André Normandeau, “Le vol à main armée au Québec (1981)
Texte intégral de l'article


Une édition électronique réalisée à partir de l'article d'André Normandeau, “Le vol à main armée au Québec”. Un article publié dans la revue Criminologie, vol. 14, no 1, 1981, pp. 105-109. Numéro intitulé : “Criminalité et réalités sociales. Québec, Canada, Etats-Unis, Japon”. Centre international de criminologie comparée. Montréal: Les Presses de l'Université de Montréal. [Autorisation formelle de l'auteur accordée le 31 mai 2005 de diffuser toutes ses publications sur le portail web Les Classiques des science sociales.]
Texte de l'article

Depuis la Commission d'enquête sur l'administration de la justice en matière criminelle et pénale au Québec, appelée communément la Commission Prévost (1968-70), il est d'usage de rappeler à chaque année que le Québec détient « le championnat des vols à main armée ». 

Ce championnat est plus qu'une figure de style. En effet, Montréal a un taux de vols à main armée plus de quatre fois supérieur à la moyenne des autres grandes villes canadiennes, dont Toronto, Calgary et Vancouver. Par rapport aux grandes villes américaines, Montréal n'est toutefois pas au premier rang. Ce sort est réservé à New York, Détroit, Washington, San Francisco et Los Angeles. Mais Montréal affiche un taux plus élevé que celui de Chicago, St. Louis, Boston et Philadelphie. 

Quoi qu'il en soit, le phénomène des vols à main armée au Québec, particulièrement à Montréal, préoccupe les citoyens et les autorités depuis une décennie. C'est pourquoi, au début de 1980, le ministre de la Justice du Québec, Me Marc-André Bédard, nommait un « Groupe de travail » sur les vols à main armée, chargé : 

1. de colliger les statistiques permettant d'évaluer l'évolution des vols à main armée dans les institutions bancaires et les commerces ; 

2. de comparer cette évolution entre les différentes régions du Québec et celles du Canada ; 

3. d'analyser les causes et les facteurs pouvant influencer l'évolution et la perpétration des vols à main armée, notamment : 

a) les caractéristiques des criminels engagés dans des activités de ce type ;
 
b) les mesures de sécurité prises dans les établissements visés c) l'action policière et l'action judiciaire ;
 
c) l'attitude des citoyens et des victimes face au vol, à la violence et à la justice ;

 

4. d'examiner les mesures qui permettraient de faire diminuer le nombre de vols à main armée et de faire les recommandations qu'il jugera appropriées à cet égard. 
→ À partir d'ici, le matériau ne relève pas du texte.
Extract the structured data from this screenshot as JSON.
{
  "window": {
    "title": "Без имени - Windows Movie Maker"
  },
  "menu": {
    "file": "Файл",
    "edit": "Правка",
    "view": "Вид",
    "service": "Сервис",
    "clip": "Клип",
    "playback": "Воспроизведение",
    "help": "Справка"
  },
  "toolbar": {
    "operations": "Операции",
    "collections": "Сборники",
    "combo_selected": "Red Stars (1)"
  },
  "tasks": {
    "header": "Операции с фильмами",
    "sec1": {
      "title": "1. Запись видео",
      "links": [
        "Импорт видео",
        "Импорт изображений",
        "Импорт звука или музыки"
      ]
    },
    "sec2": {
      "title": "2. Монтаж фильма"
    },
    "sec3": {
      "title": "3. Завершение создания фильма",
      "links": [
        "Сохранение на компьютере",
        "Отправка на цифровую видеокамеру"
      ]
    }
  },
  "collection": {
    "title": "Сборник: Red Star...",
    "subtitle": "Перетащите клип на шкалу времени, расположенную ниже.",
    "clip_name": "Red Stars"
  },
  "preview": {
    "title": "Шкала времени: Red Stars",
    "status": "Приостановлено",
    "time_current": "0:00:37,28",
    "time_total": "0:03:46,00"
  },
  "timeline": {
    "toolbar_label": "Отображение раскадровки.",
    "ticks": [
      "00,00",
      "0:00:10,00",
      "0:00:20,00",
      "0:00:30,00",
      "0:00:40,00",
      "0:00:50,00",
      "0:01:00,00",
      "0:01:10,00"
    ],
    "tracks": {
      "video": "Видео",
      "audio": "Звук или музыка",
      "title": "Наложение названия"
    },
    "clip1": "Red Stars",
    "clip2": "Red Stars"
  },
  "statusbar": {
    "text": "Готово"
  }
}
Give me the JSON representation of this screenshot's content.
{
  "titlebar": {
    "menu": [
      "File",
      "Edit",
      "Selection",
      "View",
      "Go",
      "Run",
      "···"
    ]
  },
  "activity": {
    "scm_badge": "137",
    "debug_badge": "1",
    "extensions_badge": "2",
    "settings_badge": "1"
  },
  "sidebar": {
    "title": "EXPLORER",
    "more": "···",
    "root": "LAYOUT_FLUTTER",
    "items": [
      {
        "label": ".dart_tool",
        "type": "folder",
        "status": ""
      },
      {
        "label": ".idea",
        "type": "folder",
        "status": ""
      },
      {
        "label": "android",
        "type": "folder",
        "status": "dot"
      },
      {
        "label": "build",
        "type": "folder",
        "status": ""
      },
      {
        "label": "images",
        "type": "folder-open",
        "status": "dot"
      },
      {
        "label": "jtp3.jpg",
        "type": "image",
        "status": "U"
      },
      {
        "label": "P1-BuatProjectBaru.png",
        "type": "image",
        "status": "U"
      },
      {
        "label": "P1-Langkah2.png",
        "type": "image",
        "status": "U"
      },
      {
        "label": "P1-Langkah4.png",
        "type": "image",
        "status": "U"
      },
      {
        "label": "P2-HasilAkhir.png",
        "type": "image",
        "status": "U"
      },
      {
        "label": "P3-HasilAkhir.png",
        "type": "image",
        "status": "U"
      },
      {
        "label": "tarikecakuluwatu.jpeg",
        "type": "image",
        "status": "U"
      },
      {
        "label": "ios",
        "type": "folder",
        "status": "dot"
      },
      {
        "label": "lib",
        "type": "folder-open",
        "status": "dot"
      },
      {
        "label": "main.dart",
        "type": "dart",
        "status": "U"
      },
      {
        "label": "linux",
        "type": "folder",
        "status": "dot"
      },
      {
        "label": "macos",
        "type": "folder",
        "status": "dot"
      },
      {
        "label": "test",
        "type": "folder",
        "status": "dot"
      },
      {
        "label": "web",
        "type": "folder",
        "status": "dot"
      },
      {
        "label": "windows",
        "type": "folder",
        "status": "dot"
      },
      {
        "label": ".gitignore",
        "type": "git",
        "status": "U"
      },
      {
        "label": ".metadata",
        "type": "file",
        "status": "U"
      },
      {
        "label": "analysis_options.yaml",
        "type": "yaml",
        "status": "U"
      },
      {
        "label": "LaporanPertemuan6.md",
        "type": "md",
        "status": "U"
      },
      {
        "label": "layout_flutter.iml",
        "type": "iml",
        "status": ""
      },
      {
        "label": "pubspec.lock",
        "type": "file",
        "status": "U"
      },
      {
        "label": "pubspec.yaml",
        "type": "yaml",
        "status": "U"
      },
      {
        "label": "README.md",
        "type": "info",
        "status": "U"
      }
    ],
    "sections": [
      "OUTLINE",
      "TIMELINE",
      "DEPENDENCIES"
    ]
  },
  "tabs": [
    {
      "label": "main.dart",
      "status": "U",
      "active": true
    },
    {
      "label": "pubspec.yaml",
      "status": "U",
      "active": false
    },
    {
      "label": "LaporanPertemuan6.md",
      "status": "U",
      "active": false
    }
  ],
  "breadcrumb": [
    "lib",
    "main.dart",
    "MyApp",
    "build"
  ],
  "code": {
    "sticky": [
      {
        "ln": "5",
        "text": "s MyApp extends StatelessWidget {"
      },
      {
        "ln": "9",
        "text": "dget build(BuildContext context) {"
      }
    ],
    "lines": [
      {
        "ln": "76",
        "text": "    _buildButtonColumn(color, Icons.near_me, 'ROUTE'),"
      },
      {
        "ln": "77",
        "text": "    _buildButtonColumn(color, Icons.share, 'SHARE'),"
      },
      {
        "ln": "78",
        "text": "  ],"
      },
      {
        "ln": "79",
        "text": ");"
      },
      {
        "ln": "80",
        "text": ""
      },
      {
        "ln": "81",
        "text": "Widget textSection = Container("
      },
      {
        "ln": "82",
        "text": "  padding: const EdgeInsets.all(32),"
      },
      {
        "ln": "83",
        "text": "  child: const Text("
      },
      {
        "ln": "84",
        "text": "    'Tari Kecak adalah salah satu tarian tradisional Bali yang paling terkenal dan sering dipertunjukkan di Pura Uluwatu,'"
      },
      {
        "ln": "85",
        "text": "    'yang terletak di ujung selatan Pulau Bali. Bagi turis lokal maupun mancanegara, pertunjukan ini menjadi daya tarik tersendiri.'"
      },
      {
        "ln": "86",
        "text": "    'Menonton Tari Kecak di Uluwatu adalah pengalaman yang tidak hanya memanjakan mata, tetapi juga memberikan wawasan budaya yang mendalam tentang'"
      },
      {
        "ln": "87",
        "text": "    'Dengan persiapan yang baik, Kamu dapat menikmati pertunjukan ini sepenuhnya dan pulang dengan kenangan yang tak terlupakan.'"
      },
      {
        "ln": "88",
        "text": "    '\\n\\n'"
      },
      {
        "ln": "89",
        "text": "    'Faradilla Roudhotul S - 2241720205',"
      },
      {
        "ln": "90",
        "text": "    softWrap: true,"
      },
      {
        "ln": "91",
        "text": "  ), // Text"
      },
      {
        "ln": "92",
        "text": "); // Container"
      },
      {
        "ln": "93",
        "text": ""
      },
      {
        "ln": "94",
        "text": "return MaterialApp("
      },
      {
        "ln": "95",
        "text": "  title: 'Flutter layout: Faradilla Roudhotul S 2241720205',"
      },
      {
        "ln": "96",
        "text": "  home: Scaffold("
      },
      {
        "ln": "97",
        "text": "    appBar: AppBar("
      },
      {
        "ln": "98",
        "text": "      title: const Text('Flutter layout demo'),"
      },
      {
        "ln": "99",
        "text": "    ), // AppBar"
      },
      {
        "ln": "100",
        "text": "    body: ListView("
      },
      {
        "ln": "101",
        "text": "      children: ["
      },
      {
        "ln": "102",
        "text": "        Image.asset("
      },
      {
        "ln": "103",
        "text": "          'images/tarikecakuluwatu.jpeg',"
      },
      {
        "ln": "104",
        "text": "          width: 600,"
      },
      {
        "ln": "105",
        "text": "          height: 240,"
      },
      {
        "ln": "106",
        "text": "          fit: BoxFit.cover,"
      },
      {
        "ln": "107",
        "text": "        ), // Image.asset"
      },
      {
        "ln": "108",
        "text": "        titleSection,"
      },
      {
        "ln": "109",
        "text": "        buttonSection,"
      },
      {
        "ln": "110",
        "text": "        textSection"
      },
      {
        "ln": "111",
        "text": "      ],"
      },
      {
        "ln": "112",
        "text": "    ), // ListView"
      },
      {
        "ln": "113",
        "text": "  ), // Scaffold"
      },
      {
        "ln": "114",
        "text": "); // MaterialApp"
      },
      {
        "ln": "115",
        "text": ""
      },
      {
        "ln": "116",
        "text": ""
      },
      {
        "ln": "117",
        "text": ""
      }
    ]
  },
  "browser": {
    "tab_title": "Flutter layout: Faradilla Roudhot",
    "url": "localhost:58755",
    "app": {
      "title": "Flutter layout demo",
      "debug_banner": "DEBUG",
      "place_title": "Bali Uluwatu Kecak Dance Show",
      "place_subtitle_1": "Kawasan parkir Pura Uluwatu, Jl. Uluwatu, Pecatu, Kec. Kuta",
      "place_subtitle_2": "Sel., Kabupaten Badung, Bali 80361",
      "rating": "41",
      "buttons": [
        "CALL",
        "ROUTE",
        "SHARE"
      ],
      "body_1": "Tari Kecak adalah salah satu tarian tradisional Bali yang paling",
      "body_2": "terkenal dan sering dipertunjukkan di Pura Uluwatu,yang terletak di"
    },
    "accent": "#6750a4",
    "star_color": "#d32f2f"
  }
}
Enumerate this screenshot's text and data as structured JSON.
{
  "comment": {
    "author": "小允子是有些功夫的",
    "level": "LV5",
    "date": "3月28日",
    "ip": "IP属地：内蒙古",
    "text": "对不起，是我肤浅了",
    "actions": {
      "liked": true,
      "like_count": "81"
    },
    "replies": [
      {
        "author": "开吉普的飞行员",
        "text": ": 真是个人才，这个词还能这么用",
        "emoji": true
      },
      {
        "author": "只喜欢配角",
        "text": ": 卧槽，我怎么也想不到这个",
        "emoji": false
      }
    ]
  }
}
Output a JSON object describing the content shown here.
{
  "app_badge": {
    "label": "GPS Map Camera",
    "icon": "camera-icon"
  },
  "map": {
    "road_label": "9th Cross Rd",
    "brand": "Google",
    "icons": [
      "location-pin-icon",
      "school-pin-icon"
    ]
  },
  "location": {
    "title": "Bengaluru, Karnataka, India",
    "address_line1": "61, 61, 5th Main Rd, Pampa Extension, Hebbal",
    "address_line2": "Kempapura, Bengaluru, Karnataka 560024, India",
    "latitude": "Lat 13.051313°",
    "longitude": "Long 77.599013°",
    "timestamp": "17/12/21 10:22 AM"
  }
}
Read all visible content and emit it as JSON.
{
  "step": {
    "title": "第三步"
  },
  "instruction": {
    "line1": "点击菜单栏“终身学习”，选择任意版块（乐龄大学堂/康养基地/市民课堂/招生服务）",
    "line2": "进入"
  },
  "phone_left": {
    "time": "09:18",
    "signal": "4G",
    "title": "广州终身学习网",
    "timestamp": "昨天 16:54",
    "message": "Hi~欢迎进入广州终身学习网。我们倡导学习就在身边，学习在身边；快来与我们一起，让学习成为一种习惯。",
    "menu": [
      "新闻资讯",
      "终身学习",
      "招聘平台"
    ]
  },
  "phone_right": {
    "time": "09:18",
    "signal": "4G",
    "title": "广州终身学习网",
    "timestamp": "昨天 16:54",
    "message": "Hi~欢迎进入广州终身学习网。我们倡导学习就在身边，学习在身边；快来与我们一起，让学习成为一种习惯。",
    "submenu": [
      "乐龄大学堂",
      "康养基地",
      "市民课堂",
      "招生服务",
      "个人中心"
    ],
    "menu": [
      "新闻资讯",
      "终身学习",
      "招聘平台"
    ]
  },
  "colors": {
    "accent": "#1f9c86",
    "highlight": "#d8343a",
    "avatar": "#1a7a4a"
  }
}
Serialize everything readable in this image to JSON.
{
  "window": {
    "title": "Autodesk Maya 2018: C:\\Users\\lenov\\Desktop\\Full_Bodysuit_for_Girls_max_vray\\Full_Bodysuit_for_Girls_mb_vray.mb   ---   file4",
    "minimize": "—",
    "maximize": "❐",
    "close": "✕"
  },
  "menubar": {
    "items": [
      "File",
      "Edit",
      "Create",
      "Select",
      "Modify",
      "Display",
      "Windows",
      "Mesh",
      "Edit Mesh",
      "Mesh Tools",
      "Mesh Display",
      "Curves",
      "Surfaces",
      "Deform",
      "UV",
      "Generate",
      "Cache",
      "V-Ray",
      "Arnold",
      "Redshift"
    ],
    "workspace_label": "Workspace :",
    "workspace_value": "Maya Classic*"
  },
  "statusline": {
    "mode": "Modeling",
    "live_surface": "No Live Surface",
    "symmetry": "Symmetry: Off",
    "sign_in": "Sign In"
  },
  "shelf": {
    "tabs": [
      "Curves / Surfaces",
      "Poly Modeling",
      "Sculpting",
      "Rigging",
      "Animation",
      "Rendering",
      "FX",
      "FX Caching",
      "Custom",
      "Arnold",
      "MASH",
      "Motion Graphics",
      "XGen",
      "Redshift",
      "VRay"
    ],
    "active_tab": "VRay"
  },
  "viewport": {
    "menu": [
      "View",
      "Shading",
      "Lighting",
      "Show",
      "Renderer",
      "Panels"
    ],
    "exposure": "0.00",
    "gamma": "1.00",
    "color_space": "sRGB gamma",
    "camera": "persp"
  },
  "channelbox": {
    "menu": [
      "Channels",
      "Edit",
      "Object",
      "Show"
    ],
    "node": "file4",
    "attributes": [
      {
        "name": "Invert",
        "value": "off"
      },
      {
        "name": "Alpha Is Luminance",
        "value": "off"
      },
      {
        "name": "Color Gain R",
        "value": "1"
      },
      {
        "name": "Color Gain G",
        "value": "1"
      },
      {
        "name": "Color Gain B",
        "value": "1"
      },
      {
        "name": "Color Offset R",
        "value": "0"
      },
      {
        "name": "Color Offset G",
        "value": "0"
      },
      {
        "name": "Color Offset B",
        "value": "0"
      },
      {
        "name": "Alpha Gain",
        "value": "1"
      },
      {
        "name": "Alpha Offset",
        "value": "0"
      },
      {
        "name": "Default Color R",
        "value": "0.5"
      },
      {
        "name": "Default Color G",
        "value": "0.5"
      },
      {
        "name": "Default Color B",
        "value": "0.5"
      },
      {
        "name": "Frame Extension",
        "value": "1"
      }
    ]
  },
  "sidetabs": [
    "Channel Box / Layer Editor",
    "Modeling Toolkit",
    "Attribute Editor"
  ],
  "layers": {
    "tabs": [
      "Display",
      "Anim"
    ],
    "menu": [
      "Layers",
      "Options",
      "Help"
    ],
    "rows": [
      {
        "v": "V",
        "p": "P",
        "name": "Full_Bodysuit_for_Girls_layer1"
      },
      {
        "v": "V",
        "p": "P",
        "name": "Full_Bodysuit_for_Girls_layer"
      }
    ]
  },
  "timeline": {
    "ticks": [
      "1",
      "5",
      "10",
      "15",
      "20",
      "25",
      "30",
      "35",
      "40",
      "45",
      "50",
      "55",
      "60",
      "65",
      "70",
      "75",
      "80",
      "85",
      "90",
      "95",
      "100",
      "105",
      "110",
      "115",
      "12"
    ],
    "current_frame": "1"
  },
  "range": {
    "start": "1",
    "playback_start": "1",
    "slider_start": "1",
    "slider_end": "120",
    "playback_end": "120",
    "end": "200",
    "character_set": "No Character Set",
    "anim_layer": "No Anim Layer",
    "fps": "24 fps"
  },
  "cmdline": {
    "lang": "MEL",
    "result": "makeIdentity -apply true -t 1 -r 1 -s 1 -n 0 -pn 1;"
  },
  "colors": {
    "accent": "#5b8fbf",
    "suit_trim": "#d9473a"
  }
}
Le mandat était de six mois ! Il fut respecté sans aucune demande additionnelle ni en termes de temps ni en termes de ressources financières, ce qui est, avouons-le, relativement rare de nos jours, pour les groupes de travail et les commissions d'enquête du gouvernement ! 

Les membres du Groupe de travail étaient les suivants 

- Laurent Laplante, journaliste, membre de la Régie des services publics, agissait à titre de président ;
- André Normandeau, criminologue, Université de Montréal, en était le secrétaire ;
- Raymond Bellemare, inspecteur à la Sûreté du Québec ;
- François Brisebois, conseiller en administration ;
- Gérald Tobin, directeur de la sécurité au Mouvement Desjardins.

 

Le Groupe a placé au premier rang de ses priorités la victime du vol à main armée. En plus de rencontrer un bon nombre des représentants de groupes particulièrement touchés par ce crime, tels que l'Association des petits commerçants, l'Association des bijoutiers, l'Association des chaînes d'alimentation, l'Association des banquiers... des recherchistes ont rencontré individuellement une centaine de victimes choisies au hasard. Ces entrevues ont fait l'objet tantôt d'une analyse axée sur les méthodes de la criminologie, tantôt &un examen s'inspirant davantage des techniques dérivées du journalisme et de la communication. 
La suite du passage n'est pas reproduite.